6. Robert Johnson and Sheila Crump (M. 1969–2002)

Robert and Sheila co-founded Black Entertainment Television (BET) in 1979, aimed at African-American audiences. Over the years, Sheila grew increasingly concerned about the sexually explicit broadcast material, finding it increasingly demeaning to women and young girls. Robert viewed the output as purely for entertainment and not education. The couple grew apart and the company was sold to Viacom in 2000 for $3 billion. Sheila’s divorce settlement was an estimated $400 million, ranking her second to Oprah Winfrey on the list of wealthiest African-American females in the USA.

7. Michael Polsky and Maya Polsky (M. 1975–2006)

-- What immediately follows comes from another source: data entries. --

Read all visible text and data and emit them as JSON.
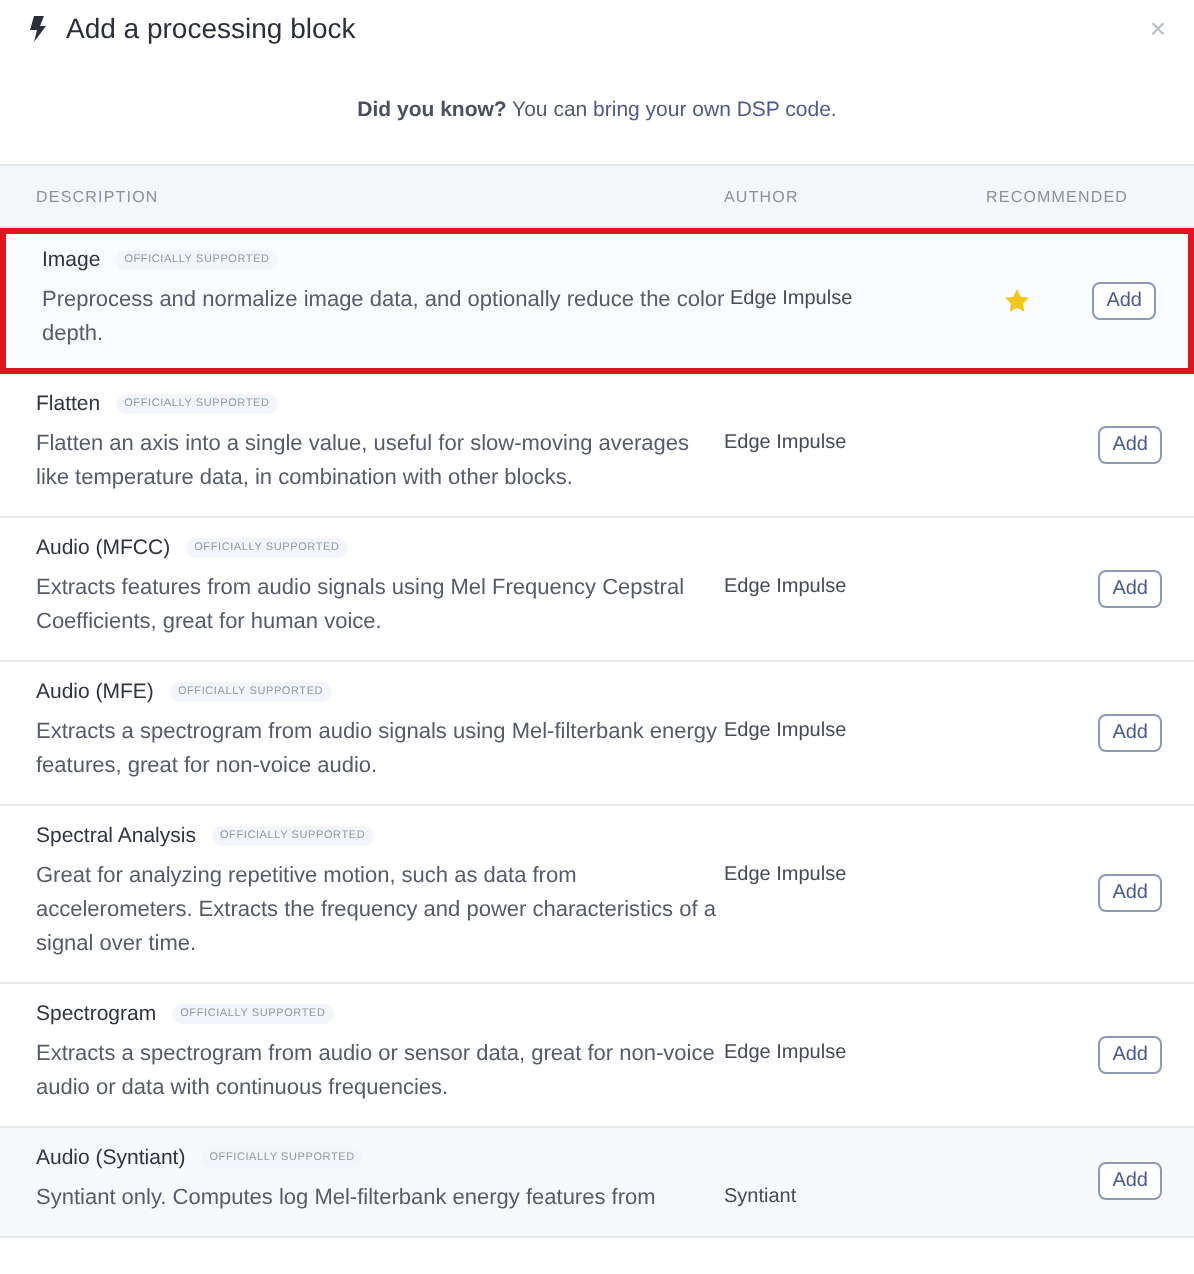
{
  "dialog": {
    "title": "Add a processing block",
    "close": "×"
  },
  "tip": {
    "lead": "Did you know?",
    "text": "You can",
    "link": "bring your own DSP code",
    "end": "."
  },
  "table": {
    "columns": [
      "DESCRIPTION",
      "AUTHOR",
      "RECOMMENDED"
    ],
    "rows": [
      {
        "name": "Image",
        "badge": "OFFICIALLY SUPPORTED",
        "description": "Preprocess and normalize image data, and optionally reduce the color depth.",
        "author": "Edge Impulse",
        "recommended": true,
        "highlighted": true,
        "button": "Add"
      },
      {
        "name": "Flatten",
        "badge": "OFFICIALLY SUPPORTED",
        "description": "Flatten an axis into a single value, useful for slow-moving averages like temperature data, in combination with other blocks.",
        "author": "Edge Impulse",
        "recommended": false,
        "highlighted": false,
        "button": "Add"
      },
      {
        "name": "Audio (MFCC)",
        "badge": "OFFICIALLY SUPPORTED",
        "description": "Extracts features from audio signals using Mel Frequency Cepstral Coefficients, great for human voice.",
        "author": "Edge Impulse",
        "recommended": false,
        "highlighted": false,
        "button": "Add"
      },
      {
        "name": "Audio (MFE)",
        "badge": "OFFICIALLY SUPPORTED",
        "description": "Extracts a spectrogram from audio signals using Mel-filterbank energy features, great for non-voice audio.",
        "author": "Edge Impulse",
        "recommended": false,
        "highlighted": false,
        "button": "Add"
      },
      {
        "name": "Spectral Analysis",
        "badge": "OFFICIALLY SUPPORTED",
        "description": "Great for analyzing repetitive motion, such as data from accelerometers. Extracts the frequency and power characteristics of a signal over time.",
        "author": "Edge Impulse",
        "recommended": false,
        "highlighted": false,
        "button": "Add"
      },
      {
        "name": "Spectrogram",
        "badge": "OFFICIALLY SUPPORTED",
        "description": "Extracts a spectrogram from audio or sensor data, great for non-voice audio or data with continuous frequencies.",
        "author": "Edge Impulse",
        "recommended": false,
        "highlighted": false,
        "button": "Add"
      },
      {
        "name": "Audio (Syntiant)",
        "badge": "OFFICIALLY SUPPORTED",
        "description": "Syntiant only. Computes log Mel-filterbank energy features from",
        "author": "Syntiant",
        "recommended": false,
        "highlighted": false,
        "button": "Add"
      }
    ]
  }
}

The couple married in the Soviet Union and moved to the USA in 1976 with $500. In 1980, they moved to Chicago and Michael, an engineer, became successful in the energy business, eventually becoming the CEO of Invenergy LLC. Michael’s lawyers argued that Maya was a homemaker and art gallery owner who did not contribute significantly to the business; however, a Chicago court awarded Maya $183 million out of a $367 million estate. The $183 million award was considered a just division of the marital property, reflecting the contributions of each party to the acquisition and increase in the value of the said property, as well as the length of the marriage.

8. Michael Jordan and Juanita Vanoy (M. 1989–2006)

NBA star Michael Jordan’s marriage ended after 17 years and three children. The former Chicago Bulls and Washington Wizards player wed in Las Vegas in 1989, five years after he joined the NBA. Jordan was well known for his many professional talents as well as for his multiple product endorsements, with Nike’s Air Jordan sneakers reported to be particularly lucrative. The pair had first filed for divorce in 2002 before reconciling for a few years. Juanita’s settlement was estimated at $168 million plus a lavish Chicago mansion and custody of the children.

9. Neil Diamond and Marcia Murphey (M. 1969–1995)

Diamond—the popular crooner of "Sweet Caroline," "Beautiful Noise" and "Love on the Rocks"—has sold over 100 million albums worldwide in a career spanning over 50 years. His 26-year marriage to Marcia produced two children. The $150 million settlement represented half of the singer-songwriter’s fortune, but theirs was an amicable split and Diamond reportedly described Marcia as "worth every penny."

10. Frank McCourt and Jamie Luskin (M. 1979–2011)

The owners of the Los Angeles Dodgers filed for divorce in 2009 after 30 years of marriage. Their lawyers argued over whether the Dodgers' assets were community property owned 50-50 by the couple, or separate property owned solely by Frank. At stake was a $722 million asset. The proceedings dragged on for years and Jamie eventually settled for $150 million, having given up co-ownership of the Dodgers.